For that reason, observers often pay particularly close attention to a variety of “leading economic indicators” for which data are available more often, weekly, or even every second. Many observers pay particularly close attention to:

1. Leading Economic Index

The Leading Economic Index (also known as the Index of Leading Indicators) combines several key variables and seeks to identify turning points in the economy.

2. Initial unemployment claims

Weekly initial unemployment claims, or the number of those newly applying for unemployment insurance within the previous week.
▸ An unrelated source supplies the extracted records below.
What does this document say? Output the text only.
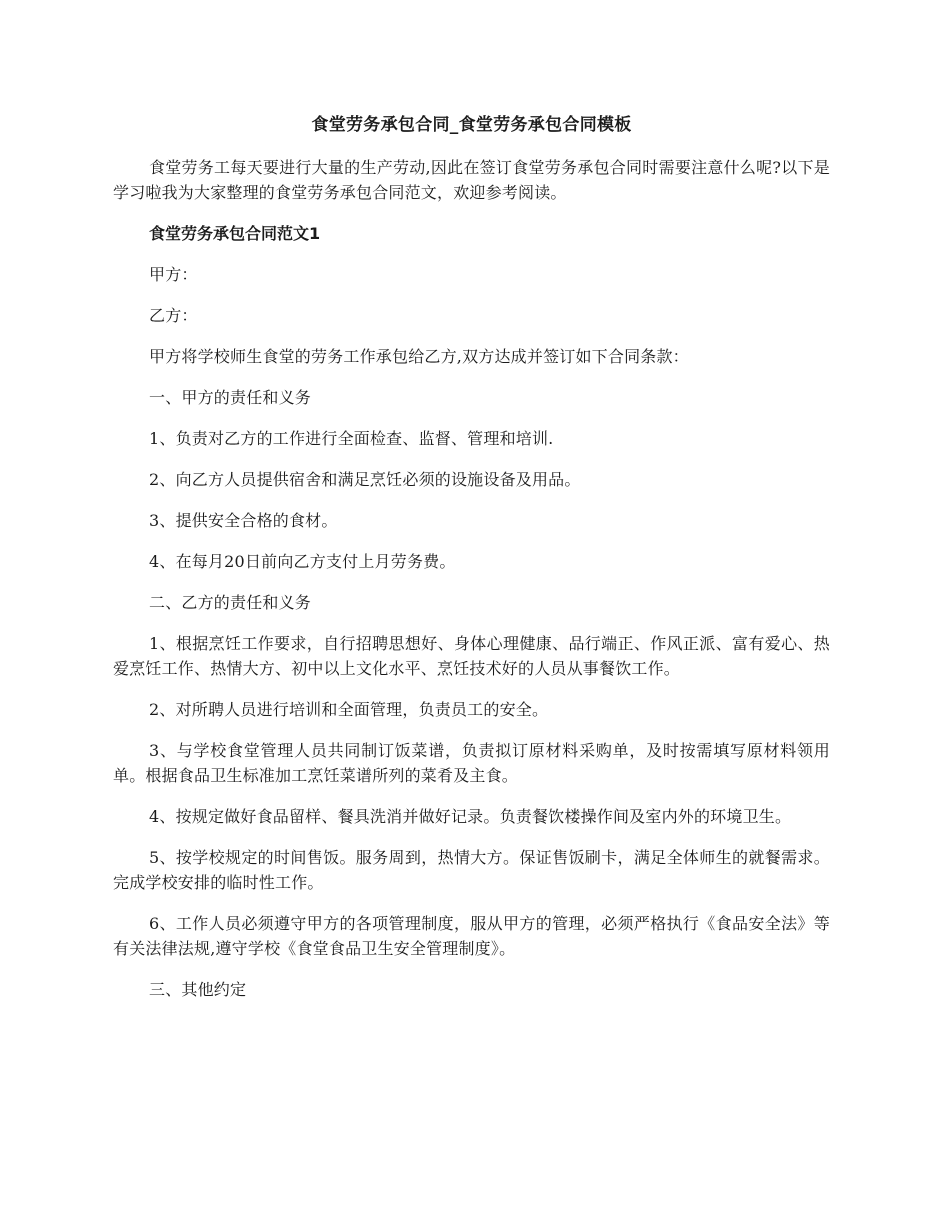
食堂劳务承包合同_食堂劳务承包合同模板
食堂劳务工每天要进行大量的生产劳动,因此在签订食堂劳务承包合同时需要注意什么呢?以下是学习啦我为大家整理的食堂劳务承包合同范文，欢迎参考阅读。
食堂劳务承包合同范文1
甲方：
乙方：
甲方将学校师生食堂的劳务工作承包给乙方,双方达成并签订如下合同条款：
一、甲方的责任和义务
1、负责对乙方的工作进行全面检查、监督、管理和培训.
2、向乙方人员提供宿舍和满足烹饪必须的设施设备及用品。
3、提供安全合格的食材。
4、在每月20日前向乙方支付上月劳务费。
二、乙方的责任和义务
1、根据烹饪工作要求，自行招聘思想好、身体心理健康、品行端正、作风正派、富有爱心、热爱烹饪工作、热情大方、初中以上文化水平、烹饪技术好的人员从事餐饮工作。
2、对所聘人员进行培训和全面管理，负责员工的安全。
3、与学校食堂管理人员共同制订饭菜谱，负责拟订原材料采购单，及时按需填写原材料领用单。根据食品卫生标准加工烹饪菜谱所列的菜肴及主食。
4、按规定做好食品留样、餐具洗消并做好记录。负责餐饮楼操作间及室内外的环境卫生。
5、按学校规定的时间售饭。服务周到，热情大方。保证售饭刷卡，满足全体师生的就餐需求。完成学校安排的临时性工作。
6、工作人员必须遵守甲方的各项管理制度，服从甲方的管理，必须严格执行《食品安全法》等有关法律法规,遵守学校《食堂食品卫生安全管理制度》。
三、其他约定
Before COVID-19, the highest level on record for initial unemployment claims was 695,000 (in 1982).

The early weeks of COVID-19 had levels each of 3.3 million, 6.9 million, 6.6 million, 5.2 million, 4.4 million, 3.8 million, and 3.2 million, totaling a historically-unprecedented 33.5 million job losses in seven weeks.

3. Dow Jones Industrial Average

The Dow Jones Industrial Average (DJIA), also known as the Dow 30, provides a rough measure of investors’ and retirement savers’ wealth and confidence. While they are volatile, stock market price indices often point out economic turning points, i.e., trouble ahead or signs of recovery, ahead of other economic data.